In 1963 our house burnt down and we were all split up living with friends of the family. The contractor rebuilding on the same foundation went on strike. So it was up to dad to finish the house along with the many friends and neighbors that would come and help. That sounds very familiar!!!! When we all got back in the house 16 months later my dad wanted a better life so he went back to school to learn about computers. He would come home from the mattress shop then go stock shelves at the Food Fair in Brookhaven during the week and go to school on the weekends. He got a great job with the Government. He would have to commute to Washington D.C. then be home on the weekends.

Whenever I would ask dad a question about life he would quote Kipling. His favorite poem was Kipling’s “IF”. If that poem did not have the answer then Sinatra did. How he loved Frank.

Music and art were so much a part of my life. I would not be able to play the piano had it not been for my dad forcing me to practice. Everyday, one hour for 7 yrs. I should be so much better.

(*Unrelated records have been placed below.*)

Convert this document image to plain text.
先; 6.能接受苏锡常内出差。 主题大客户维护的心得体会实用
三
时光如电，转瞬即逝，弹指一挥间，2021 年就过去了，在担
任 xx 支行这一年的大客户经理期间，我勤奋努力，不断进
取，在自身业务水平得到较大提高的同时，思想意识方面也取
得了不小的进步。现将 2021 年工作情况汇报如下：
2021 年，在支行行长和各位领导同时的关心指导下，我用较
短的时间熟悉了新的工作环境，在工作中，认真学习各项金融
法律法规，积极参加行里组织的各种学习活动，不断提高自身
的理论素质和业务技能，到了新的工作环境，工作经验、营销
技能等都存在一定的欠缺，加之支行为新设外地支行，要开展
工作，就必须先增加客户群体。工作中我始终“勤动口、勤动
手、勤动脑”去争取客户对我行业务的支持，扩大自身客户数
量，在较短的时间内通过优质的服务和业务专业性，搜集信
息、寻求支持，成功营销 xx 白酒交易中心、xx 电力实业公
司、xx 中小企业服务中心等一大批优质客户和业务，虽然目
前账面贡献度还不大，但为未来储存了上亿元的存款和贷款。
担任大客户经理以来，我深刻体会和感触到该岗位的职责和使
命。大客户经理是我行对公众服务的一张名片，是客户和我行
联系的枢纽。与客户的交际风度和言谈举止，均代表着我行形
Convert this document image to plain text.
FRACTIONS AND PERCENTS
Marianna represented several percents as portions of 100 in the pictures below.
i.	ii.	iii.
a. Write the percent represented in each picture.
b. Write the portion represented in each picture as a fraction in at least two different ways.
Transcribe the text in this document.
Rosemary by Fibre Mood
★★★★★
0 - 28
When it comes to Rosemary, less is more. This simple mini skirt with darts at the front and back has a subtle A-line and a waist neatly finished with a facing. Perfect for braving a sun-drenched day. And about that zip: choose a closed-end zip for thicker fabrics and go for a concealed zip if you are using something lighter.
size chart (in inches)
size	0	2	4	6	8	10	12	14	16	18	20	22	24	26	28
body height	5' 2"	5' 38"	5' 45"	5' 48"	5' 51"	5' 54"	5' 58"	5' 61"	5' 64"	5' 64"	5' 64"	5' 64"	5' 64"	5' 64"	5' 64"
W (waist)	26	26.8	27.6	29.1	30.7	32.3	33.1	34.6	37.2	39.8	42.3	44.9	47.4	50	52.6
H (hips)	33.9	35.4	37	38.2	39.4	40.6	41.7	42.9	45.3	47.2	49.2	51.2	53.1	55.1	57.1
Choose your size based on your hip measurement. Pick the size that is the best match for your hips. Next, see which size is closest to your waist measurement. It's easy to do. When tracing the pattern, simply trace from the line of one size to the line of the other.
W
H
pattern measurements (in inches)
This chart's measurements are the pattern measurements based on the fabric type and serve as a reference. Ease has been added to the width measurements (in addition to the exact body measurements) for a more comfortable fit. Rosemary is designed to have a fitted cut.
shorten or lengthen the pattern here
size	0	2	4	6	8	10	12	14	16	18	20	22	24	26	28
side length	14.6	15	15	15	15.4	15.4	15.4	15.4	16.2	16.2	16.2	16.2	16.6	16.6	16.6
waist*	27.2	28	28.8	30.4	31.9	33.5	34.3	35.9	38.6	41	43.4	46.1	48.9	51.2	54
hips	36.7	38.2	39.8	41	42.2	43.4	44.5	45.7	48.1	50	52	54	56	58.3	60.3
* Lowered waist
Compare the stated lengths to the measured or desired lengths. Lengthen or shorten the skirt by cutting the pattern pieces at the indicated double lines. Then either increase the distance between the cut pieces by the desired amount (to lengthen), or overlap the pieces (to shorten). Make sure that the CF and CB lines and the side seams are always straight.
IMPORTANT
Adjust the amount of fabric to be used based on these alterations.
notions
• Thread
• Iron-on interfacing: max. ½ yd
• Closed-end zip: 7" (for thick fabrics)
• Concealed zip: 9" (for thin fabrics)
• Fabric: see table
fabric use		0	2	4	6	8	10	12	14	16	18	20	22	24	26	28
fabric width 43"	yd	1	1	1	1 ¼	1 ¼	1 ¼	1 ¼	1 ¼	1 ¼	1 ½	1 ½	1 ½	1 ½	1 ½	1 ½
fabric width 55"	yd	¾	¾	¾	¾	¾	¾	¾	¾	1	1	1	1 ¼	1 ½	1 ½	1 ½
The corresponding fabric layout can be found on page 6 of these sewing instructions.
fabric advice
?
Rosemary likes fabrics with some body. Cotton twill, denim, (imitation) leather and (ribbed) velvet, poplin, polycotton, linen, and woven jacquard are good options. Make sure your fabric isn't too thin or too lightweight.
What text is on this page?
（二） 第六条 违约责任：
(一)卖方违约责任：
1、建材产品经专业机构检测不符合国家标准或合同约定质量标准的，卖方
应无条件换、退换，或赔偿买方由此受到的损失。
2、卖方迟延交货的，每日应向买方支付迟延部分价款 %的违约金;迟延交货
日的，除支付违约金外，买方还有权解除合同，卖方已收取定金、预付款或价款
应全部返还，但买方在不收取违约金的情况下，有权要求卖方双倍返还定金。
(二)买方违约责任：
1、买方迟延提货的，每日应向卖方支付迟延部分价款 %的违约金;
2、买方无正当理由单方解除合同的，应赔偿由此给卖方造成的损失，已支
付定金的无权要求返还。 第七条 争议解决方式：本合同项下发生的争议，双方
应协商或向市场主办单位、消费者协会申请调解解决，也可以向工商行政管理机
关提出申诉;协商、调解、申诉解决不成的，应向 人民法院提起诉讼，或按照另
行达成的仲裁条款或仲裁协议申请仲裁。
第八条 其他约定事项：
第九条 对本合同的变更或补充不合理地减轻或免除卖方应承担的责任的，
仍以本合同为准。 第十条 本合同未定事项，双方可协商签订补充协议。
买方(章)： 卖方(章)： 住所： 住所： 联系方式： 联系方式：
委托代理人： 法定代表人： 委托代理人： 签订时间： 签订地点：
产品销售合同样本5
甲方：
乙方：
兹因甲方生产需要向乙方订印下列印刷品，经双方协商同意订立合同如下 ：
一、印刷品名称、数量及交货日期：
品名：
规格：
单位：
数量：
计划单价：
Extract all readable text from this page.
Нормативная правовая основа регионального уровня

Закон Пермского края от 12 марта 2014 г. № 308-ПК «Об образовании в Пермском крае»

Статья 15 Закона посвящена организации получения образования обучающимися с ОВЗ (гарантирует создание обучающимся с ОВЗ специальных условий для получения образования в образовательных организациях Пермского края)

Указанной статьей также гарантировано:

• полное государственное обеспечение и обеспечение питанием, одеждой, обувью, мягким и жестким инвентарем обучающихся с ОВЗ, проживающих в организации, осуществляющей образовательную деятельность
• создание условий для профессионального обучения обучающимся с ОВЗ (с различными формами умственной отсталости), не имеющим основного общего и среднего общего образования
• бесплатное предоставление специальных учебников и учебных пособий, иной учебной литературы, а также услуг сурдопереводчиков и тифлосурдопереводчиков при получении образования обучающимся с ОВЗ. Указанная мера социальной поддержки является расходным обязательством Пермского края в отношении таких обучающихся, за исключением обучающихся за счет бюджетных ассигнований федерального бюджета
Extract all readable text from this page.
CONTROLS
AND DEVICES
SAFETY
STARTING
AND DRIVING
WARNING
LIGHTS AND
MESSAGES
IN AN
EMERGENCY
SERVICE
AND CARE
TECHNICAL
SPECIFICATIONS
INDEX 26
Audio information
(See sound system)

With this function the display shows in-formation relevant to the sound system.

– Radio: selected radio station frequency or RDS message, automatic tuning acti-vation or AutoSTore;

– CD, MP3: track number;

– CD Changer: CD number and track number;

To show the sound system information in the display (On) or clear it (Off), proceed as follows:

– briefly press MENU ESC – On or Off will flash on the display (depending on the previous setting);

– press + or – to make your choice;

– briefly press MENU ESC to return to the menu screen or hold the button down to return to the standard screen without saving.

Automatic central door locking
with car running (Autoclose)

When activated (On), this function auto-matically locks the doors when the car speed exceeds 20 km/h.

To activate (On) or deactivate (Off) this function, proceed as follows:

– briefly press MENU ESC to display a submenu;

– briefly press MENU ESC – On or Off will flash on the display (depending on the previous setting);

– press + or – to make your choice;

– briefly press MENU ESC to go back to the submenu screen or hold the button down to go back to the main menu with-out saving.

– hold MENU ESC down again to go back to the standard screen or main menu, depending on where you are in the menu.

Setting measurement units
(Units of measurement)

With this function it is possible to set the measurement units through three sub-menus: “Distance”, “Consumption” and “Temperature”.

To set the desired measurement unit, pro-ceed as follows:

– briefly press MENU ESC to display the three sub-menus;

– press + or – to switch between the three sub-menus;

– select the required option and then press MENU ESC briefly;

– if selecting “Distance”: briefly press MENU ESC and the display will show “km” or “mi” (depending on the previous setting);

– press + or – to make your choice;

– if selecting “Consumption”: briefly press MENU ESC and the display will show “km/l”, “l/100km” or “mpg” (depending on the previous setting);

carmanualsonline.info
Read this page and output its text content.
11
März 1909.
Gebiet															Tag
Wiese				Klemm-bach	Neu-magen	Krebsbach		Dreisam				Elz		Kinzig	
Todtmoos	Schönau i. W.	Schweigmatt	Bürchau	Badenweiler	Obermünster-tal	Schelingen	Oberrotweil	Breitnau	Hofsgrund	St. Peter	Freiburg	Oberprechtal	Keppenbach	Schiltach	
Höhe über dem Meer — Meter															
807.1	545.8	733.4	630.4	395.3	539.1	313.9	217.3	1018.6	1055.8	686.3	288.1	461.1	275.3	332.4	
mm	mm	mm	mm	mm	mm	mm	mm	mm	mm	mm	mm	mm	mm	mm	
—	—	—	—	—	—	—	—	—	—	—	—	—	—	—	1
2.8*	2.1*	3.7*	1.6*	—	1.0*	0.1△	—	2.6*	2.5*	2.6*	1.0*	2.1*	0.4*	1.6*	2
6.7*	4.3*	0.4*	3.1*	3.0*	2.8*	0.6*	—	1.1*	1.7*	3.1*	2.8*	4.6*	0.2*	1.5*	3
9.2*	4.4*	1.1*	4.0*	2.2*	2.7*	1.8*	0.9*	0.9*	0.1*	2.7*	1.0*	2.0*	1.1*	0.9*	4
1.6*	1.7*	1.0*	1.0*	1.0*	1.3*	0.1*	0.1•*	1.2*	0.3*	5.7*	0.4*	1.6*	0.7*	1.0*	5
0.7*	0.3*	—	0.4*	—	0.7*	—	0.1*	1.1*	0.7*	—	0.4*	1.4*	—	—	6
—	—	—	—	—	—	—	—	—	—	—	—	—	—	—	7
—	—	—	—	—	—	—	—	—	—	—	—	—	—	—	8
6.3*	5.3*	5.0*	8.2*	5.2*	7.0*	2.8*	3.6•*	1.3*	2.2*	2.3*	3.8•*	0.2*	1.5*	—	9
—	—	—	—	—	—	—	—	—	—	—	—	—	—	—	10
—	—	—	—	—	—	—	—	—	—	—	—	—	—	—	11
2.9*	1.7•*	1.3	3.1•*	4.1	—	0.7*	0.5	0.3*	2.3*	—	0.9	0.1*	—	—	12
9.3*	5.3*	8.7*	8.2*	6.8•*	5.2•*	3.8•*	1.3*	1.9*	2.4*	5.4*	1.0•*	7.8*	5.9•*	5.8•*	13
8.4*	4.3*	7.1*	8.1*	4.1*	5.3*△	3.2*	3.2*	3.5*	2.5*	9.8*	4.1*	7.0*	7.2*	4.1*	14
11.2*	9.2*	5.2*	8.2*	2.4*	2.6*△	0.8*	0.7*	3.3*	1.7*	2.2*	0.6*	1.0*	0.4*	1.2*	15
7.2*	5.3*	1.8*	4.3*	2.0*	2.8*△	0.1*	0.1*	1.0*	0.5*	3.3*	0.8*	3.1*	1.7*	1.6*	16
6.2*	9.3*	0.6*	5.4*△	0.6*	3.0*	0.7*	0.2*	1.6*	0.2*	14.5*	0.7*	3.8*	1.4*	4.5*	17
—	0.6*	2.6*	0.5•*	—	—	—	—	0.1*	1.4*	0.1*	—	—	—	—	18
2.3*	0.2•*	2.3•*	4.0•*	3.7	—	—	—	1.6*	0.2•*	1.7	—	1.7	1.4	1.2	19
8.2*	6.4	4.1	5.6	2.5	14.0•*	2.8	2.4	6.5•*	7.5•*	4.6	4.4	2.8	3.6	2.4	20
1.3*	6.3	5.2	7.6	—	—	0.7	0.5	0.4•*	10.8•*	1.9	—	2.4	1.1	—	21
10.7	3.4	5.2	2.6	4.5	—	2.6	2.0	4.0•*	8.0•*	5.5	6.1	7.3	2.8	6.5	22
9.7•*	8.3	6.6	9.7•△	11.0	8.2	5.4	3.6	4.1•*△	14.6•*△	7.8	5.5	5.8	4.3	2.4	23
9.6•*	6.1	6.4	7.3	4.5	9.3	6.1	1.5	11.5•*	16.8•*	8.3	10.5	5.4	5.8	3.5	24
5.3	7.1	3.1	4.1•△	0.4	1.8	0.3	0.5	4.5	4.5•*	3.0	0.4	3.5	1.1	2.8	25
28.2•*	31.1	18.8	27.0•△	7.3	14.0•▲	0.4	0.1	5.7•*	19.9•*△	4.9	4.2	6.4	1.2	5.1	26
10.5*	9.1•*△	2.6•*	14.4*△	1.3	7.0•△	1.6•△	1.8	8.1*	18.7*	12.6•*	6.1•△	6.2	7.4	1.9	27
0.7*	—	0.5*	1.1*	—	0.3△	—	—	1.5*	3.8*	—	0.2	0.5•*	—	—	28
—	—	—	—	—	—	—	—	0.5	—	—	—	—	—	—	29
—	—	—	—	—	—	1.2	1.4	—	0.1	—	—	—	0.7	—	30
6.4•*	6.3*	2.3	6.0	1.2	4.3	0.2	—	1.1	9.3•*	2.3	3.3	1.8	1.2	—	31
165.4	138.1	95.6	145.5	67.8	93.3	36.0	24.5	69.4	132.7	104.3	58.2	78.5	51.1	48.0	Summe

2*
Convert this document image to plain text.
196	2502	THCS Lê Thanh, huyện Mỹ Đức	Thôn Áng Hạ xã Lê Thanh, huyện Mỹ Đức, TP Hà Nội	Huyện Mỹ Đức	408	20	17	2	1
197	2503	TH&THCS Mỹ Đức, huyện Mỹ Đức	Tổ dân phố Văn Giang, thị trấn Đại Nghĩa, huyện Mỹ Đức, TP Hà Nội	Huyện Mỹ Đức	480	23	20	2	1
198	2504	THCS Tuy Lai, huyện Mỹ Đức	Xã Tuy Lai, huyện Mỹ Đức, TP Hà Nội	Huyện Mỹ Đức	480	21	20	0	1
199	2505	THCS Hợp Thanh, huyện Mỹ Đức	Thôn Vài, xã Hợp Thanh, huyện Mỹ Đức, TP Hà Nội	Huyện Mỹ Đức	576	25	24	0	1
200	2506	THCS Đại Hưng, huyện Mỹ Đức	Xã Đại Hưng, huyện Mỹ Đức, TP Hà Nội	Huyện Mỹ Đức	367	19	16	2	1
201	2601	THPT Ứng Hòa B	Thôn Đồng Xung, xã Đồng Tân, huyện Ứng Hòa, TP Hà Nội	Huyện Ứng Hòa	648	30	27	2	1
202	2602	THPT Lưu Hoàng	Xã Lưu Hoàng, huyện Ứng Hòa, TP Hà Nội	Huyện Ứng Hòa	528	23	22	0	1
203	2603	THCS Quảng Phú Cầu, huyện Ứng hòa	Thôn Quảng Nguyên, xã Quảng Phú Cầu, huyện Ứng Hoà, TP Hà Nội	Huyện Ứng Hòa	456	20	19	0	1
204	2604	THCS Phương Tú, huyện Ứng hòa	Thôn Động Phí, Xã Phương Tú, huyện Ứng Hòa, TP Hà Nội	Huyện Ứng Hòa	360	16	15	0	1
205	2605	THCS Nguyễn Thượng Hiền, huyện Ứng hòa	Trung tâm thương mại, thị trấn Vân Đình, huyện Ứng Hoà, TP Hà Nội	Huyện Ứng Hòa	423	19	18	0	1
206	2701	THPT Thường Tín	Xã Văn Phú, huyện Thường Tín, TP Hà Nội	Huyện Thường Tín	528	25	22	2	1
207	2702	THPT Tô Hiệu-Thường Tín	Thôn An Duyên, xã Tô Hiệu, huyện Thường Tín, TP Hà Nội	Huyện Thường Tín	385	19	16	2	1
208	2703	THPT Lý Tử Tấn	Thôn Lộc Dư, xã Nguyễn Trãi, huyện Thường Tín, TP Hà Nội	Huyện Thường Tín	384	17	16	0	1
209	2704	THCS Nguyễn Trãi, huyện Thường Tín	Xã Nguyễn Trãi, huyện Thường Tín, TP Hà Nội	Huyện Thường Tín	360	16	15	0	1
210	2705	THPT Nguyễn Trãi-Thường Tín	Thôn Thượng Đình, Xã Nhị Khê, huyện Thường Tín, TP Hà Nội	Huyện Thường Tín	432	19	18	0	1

Only once do I remember my father crying and that was a short time ago.
I get the crying from my mom.

Never did he want for himself, and never did he need.
No one ever loved a wife more.
Never has a father loved his children more.

I was traveling back to Philadelphia when my dad died. I missed him by just a couple few hours. So I am beginning a new life, one without my dad being here to ask those questions only a dad can answer. Now it is up to me to take all those virtues, all that wisdom that he has given me and like the poem says, “and what’s more, you will be a man my son.”

I am so blessed having Jack as my father. I am so proud of him.